WHO warns of the potential for extra Ebola circumstances after a girl dies within the Democratic Republic of the Congo
Health care workers prepare to vaccinate people for suspected Ebola to take precautionary measures against the disease on July 27, 2019 in Butembo, Democratic Republic of the Congo.
JC Wenga | Anadolu Agency | Getty Images
The World Health Organization warned Monday of a possible Ebola resurgence in the Democratic Republic of the Congo after a woman died of the disease.
The woman lived in Butembo, a town in North Kivu province and the epicenter of a previous Ebola outbreak that was declared over in June, according to the Ministry of Health of the Democratic Republic of the Congo.

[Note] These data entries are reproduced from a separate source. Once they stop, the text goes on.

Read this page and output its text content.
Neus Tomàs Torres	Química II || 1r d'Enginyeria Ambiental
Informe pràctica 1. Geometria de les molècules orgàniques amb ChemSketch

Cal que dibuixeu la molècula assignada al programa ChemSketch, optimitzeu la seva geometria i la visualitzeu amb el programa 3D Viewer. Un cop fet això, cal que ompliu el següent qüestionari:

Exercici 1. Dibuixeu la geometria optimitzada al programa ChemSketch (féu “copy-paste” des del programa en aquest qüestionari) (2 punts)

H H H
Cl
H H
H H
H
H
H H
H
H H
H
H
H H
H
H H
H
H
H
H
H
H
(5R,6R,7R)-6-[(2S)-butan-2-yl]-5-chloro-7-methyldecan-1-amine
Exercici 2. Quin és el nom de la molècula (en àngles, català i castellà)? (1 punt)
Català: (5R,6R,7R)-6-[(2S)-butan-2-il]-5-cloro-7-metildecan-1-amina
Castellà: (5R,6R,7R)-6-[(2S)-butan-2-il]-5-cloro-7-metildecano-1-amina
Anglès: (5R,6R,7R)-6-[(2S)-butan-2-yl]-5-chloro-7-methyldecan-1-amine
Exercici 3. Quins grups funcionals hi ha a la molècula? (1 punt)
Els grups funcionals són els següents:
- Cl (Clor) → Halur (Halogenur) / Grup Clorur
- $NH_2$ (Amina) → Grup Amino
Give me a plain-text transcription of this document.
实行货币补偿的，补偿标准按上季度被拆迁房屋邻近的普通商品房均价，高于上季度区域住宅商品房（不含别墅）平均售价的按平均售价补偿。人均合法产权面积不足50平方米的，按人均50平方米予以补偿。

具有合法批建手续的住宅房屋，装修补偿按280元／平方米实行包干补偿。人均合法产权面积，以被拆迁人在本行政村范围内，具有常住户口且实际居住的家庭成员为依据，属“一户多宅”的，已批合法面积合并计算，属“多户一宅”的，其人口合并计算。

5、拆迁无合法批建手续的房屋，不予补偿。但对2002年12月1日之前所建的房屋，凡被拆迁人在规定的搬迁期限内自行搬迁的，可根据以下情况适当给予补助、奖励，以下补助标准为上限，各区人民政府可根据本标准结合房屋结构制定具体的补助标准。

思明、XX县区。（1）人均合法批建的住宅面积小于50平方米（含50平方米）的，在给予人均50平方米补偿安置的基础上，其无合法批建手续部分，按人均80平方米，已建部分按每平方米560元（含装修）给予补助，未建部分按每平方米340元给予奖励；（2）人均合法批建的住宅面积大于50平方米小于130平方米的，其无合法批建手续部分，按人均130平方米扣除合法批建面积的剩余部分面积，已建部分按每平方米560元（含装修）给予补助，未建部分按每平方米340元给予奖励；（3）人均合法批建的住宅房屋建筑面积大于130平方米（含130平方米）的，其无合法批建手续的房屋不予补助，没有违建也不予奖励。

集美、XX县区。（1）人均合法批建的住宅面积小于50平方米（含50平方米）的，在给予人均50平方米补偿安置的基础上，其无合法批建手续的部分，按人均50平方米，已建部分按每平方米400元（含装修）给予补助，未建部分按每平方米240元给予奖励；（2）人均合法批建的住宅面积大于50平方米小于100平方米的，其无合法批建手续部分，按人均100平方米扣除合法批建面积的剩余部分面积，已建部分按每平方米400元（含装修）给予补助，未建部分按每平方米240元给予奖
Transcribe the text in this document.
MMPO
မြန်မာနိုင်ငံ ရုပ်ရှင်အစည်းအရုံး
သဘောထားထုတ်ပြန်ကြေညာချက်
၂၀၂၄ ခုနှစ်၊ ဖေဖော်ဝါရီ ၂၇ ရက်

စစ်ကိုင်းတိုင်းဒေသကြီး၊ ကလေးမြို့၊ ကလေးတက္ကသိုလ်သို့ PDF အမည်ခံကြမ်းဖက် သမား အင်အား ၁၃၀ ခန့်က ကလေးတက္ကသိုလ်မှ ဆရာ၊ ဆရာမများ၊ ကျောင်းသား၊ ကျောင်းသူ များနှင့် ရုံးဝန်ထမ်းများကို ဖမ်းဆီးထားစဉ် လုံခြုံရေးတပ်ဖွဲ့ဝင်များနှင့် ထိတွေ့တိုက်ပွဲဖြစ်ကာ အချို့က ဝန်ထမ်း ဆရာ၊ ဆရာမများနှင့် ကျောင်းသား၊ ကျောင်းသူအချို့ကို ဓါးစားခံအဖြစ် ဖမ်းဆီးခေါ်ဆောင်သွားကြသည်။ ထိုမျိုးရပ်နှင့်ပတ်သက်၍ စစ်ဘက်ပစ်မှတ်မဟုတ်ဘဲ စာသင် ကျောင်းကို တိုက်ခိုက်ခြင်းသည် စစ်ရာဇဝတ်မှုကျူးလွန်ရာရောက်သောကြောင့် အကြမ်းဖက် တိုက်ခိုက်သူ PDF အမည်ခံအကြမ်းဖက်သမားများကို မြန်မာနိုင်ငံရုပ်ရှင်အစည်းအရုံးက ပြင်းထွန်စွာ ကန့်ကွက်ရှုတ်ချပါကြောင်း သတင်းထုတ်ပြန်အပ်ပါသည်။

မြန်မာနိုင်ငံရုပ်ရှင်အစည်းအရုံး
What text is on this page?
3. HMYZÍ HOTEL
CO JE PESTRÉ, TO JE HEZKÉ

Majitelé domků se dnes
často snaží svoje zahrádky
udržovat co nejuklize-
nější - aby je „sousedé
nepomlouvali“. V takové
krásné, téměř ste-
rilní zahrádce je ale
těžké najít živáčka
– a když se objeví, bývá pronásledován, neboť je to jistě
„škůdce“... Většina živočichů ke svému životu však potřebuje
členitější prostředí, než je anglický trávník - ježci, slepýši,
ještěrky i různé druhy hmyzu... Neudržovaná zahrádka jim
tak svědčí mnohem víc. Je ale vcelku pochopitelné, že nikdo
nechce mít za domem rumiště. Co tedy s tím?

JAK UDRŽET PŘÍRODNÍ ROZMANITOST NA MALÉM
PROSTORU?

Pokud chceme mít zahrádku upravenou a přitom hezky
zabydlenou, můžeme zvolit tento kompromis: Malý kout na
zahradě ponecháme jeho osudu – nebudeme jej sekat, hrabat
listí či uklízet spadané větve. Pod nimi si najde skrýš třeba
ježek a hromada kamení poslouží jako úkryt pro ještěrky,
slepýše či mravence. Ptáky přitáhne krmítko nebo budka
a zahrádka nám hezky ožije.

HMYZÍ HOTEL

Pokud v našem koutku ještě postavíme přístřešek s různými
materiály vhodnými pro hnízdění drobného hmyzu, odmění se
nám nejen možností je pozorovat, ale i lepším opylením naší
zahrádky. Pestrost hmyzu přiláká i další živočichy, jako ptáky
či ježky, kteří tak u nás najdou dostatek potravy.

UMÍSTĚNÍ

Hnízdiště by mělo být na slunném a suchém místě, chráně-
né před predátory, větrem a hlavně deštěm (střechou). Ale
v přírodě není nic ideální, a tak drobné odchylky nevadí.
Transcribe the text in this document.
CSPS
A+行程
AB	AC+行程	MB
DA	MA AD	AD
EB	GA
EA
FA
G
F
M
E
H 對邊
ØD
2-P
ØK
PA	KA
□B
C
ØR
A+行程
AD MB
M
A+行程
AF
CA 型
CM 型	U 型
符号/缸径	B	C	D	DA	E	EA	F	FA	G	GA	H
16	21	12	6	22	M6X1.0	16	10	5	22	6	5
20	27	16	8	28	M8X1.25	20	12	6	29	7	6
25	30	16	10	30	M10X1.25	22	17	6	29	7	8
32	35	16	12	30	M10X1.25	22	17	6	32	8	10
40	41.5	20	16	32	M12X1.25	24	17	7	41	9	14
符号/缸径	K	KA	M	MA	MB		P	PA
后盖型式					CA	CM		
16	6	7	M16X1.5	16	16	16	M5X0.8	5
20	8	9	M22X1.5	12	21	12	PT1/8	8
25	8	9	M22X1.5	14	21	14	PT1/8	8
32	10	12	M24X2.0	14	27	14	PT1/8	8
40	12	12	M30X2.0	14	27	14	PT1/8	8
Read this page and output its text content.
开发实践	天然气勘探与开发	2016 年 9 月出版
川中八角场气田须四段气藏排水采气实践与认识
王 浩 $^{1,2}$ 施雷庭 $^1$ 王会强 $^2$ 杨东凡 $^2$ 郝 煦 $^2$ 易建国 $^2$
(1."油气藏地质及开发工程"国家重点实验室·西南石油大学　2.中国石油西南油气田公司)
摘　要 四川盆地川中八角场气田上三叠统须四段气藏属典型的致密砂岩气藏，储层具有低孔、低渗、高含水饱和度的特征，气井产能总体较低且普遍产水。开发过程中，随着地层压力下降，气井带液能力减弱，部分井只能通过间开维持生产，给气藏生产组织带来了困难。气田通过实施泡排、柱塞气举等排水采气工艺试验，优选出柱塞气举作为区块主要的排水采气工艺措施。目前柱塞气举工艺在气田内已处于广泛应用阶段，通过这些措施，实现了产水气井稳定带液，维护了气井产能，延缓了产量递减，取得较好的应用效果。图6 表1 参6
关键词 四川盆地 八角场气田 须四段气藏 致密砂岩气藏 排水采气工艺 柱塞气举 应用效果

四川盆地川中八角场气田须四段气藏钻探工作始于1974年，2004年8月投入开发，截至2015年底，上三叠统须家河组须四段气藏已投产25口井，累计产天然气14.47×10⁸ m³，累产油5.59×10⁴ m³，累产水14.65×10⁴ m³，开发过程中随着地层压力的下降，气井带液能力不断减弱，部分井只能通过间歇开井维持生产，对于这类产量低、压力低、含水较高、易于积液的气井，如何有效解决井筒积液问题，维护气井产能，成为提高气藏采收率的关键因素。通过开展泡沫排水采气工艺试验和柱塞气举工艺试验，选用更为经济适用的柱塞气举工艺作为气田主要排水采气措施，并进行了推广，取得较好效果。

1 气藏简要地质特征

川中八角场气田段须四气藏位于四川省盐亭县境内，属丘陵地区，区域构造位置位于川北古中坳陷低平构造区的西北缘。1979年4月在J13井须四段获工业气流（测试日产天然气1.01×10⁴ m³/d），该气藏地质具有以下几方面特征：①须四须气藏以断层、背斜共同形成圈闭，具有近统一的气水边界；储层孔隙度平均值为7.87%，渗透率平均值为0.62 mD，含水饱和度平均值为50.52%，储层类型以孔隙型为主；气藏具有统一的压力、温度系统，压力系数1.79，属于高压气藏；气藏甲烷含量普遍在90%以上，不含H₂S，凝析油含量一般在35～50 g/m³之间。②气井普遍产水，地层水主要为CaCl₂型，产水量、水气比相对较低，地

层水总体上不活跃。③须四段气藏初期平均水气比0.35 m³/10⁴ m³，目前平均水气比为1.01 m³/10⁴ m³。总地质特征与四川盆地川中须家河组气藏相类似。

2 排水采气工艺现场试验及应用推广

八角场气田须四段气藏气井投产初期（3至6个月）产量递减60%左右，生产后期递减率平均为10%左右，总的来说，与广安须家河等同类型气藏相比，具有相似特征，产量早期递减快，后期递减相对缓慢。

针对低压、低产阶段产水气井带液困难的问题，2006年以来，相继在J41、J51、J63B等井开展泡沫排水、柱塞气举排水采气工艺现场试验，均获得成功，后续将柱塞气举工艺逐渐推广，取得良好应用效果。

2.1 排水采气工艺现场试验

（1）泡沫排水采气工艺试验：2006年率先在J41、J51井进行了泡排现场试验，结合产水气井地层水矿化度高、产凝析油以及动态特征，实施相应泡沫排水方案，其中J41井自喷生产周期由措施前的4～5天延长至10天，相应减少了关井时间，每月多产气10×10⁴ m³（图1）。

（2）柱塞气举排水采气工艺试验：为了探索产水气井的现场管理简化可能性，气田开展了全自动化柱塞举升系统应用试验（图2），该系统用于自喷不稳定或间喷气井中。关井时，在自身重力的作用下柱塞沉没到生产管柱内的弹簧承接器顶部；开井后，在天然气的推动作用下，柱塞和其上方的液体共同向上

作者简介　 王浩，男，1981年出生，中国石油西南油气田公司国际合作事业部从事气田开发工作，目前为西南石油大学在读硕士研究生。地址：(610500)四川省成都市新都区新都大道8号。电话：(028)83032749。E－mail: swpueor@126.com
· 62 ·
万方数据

More than 70 people who came into direct contact with the woman during her contagion have already been identified, WHO Director General Tedros Adhanom Ghebreyesus said Monday during a press conference from the agency’s Geneva headquarters.
“No other cases have been identified so far,” said Tedros. “But it is possible that there will be more cases because the woman has been in contact with many people after she became symptomatic.”
In contrast to the highly infectious coronavirus, which can be transmitted by people without symptoms, it is believed that Ebola spreads mainly through people who are already visibly ill. The virus spreads through direct contact with the blood or body fluids of people who are sick or who have died of the disease, according to the U.S. Centers for Disease Control and Prevention.
The virus can also spread through the semen of men who have recovered from the disease, the CDC says. The woman who recently died in Butembo was married to an Ebola survivor, the WHO said.
Ebola has an average death rate of 50% which, according to the WHO, can vary depending on the outbreak.
The Democratic Republic of the Congo’s National Institute for Biomedical Research is sequencing samples of the virus at its main laboratory in Kinshasa, the country’s capital, to see if the woman’s recent death has been linked to the previous butembo outbreak, the WHO said.
The Ebola outbreak, declared in June, lasted almost two years. It was the second largest in the world and at the time of its end there were a total of 3,481 cases and 2,299 deaths, according to the WHO.
WHO noted that efforts to respond to outbreaks in North Kivu province have been particularly difficult, according to Human Rights Watch, because of the ongoing violent conflict in the area, which is occupied by over 100 different armed groups.
WHO has sent a quick-acting team to Butembo, Tedros added, and vaccine doses are on the way. According to the WHO, there are currently two approved Ebola vaccines. Tedros didn’t say what’s on the way to the area.
“Thanks to the enormous capacity built during the last outbreak, the provincial health authorities have extensive experience in responding to Ebola and preventing it from spreading,” Tedros said on Monday. “We hope the vaccination will start as soon as possible.”